JR has been working at the AMC theater on Dennery Road for almost six years. On Monday (October 9) he dispelled the rumor that the IMAX section of the AMC Classic Palm Promenade 24 theater complex would be demolished.
“If anything, we are trying to get a Dolby [version of the] IMAX theater [here],” he said, “like the one in Plaza Bonita.”
Some theatergoers concluded that the IMAX portion of the structure was being torn down after an October 3rd City of San Diego Notice of Application was released that stated an application had been filed for the demolition of 27,605 square feet of the northern wing of the existing AMC theater and the construction of 72,735 square feet of new commercial space at 770 Dennery Road.
“Eighteen [to] 20-year-old ushers losing jobs to that lousy, run-down IMAX in Tijuana,” posted a moviegoer on his social media. “Someone needs to contact the manager and start getting some answers right away.”
Though the IMAX theater is located on the north side of the complex, theater manager JR assured that, “Everything that people [have] been seeing in the last two or three years is going to stay like this.” The demolition permit is for regular theaters that have already been closed.

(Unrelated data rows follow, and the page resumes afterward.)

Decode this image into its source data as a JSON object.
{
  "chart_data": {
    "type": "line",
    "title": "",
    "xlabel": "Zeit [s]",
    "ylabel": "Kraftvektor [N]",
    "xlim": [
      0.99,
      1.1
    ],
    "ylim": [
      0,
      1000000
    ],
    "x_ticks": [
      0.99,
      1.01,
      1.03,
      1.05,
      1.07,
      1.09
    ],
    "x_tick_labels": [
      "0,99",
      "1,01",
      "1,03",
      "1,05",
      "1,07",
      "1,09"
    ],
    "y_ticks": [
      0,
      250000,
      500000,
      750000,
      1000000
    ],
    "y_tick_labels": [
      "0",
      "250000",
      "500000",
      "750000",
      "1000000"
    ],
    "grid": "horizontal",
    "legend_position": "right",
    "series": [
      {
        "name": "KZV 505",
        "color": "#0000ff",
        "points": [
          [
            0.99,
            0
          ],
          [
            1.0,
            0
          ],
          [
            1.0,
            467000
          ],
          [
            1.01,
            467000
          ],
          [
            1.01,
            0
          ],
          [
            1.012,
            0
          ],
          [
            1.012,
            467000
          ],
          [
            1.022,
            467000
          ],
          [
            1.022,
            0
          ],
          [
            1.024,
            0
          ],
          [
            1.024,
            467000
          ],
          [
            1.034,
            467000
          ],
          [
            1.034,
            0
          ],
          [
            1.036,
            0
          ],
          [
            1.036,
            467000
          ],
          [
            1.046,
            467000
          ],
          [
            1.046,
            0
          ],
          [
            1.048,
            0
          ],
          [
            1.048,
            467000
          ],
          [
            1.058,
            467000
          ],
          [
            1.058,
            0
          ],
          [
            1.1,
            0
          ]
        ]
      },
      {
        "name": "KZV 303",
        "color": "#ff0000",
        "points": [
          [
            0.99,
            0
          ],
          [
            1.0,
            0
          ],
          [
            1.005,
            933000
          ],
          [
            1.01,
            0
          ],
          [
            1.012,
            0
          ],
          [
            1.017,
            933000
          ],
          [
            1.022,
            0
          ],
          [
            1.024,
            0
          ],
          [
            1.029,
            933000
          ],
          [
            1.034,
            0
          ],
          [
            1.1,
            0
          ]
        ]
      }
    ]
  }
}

The idea of the IMAX theater closing perhaps struck a nerve because this particular theater “charges $10.49 for the regular IMAX and $11.49 for the 3D IMAX,” JR said, “which is the cheapest in town compared to $16 to $19 in other locations.”
JR said the theater offers regular digital 2D, regular digital 3D, IMAX 2D and IMAX 3D (which implements different glasses than the regular digital 3D). This week, Blade Runner 2049 is being shown here in three different formats.
“Back in the day  this [location] actually was the slowest theater in the market,” he said, “and they were going to close down the theater.” Instead they closed 10 of the 24 auditoriums and dropped the ticket prices across the board. Business picked up. He says the theater is ranked “the fourth busiest AMC” in the county.
“From my view, the theater doesn’t generate much in the way of employment or revenue for the community,” said Michael Freedman. “The AMC is mostly a shell building and most of the 24 screens receive minimal patrons [and] the Wal-Mart (next door) is about 125,000 square feet, and I’ll take a wild guess that they have a lot more employees than the AMC.”
Freedman is the chairman of the San Ysidro Community Planning Group. He said “by adding useful commercial space, not only employment opportunities would open up, but hopeful also some opportunities for the small business entrepreneurs.”
Katina was 10 years old when the original Blade Runner came out in 1982. “As far as the additional stores being built, I think it is great for this community,” she said, “as long as they factor in extra parking.”
The “lack of parking” at the venue was one of the complaints about the theater on social media. Others disliked the “dirty” seats and “sticky floors” (due to spilled sodas).
Most though, like Jim, praised the “superdeals” at the theatre. “For the past few years, half of the Palm AMC space has been closed due to Tijuana competition,” he said, “which cut the prices here [to $4.49 before 4 p.m. on select movies] to compete with the $4 [movie ticket prices] in Tijuana.”